Atopy, which is characterized by increased levels of immunoglobulin E (IgE) against common environmental allergens, is considered the strongest predisposing factor for asthma and atopic dermatitis (AD). Mutations in the gene encoding serine protease inhibitor Kazal-type 5 (SPINK5) are responsible for Netherton syndrome, a rare skin disorder characterized by greatly elevated IgE levels with atopic manifestations. A recent study of Caucasian AD families showed that maternally derived alleles of the SPINK5 gene are associated with development of AD and asthma, suggesting the parent-of-origin effect for the development of atopic diseases in the SPINK5 gene. We studied the possible association of the SPINK5 gene for the development of atopic diseases by determining the genotypes of five polymorphisms in a Japanese population. Ttransmission disequilibrium tests revealed an association of SPINK5 polymorphisms with AD but not with asthma. Our data indicate that the SPINK5 gene is associated with AD across ethnicities.

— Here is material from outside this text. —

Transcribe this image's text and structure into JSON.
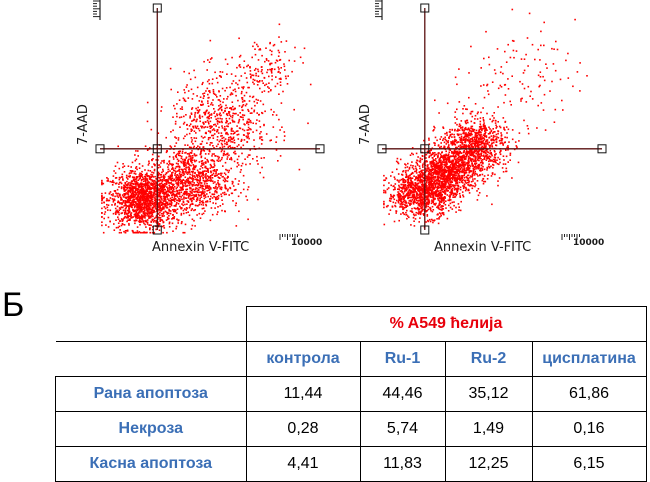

Netherton syndrome (NS) is a severe autosomal recessive ichthyosis. It is characterized by congenital ichthyosiform erythroderma, trichorrhexis invaginata, ichthyosis linearis circumflexa, atopic diathesis, and frequent bacterial infections. The disease is caused by mutations in the SPINK5 (serine protease inhibitor Kazal-type 5) gene, a new type of serine protease inhibitor involved in the regulation of skin barrier formation and immunity. We report one Chinese adult with NS. The patient had typical manifestation of NS except for trichorrhexis invaginata with an atopic diathesis and recurrent staphylococcal infections since birth. To evaluate the gene mutation and of its product activity of SPINK5 gene in confirmation of the diagnosis of one Chinese adult with NS. To screen mutations in the SPINK5 gene, 33 exons and flanking intron boundaries of SPINK5 were amplified with polymerase chain reaction (PCR) and used for direct sequencing. In addition, immunohistochemical staining of LEKTI (lymphoepithelial Kazal-type-related inhibitor) with specific antibody was used to confirm the diagnosis of NS. The results were compared with that of healthy individuals (twenty-five blood samples). A G318A mutation was found at exon 5 of patient's SPINK5 gene which is a novel missense mutation. The PCR amplification products with mutation-specific primer were obtained only from the DNA of the patients and their mother, but not from their father and 25 healthy individuals. Immunohistochemical studies indicated there was no LEKTI expression in NS patient's skin and there was a strong LEKTI expression in the normal human skin. In this report, we describe heterozygous mutation in the SPINK5 gene and expression of LEKTI in one Chinese with NS. The results indicate that defective expression of LEKTI in the epidermis and mutations of SPINK5 gene are reliable for diagnostic feature of NS with atypical clinical symptoms.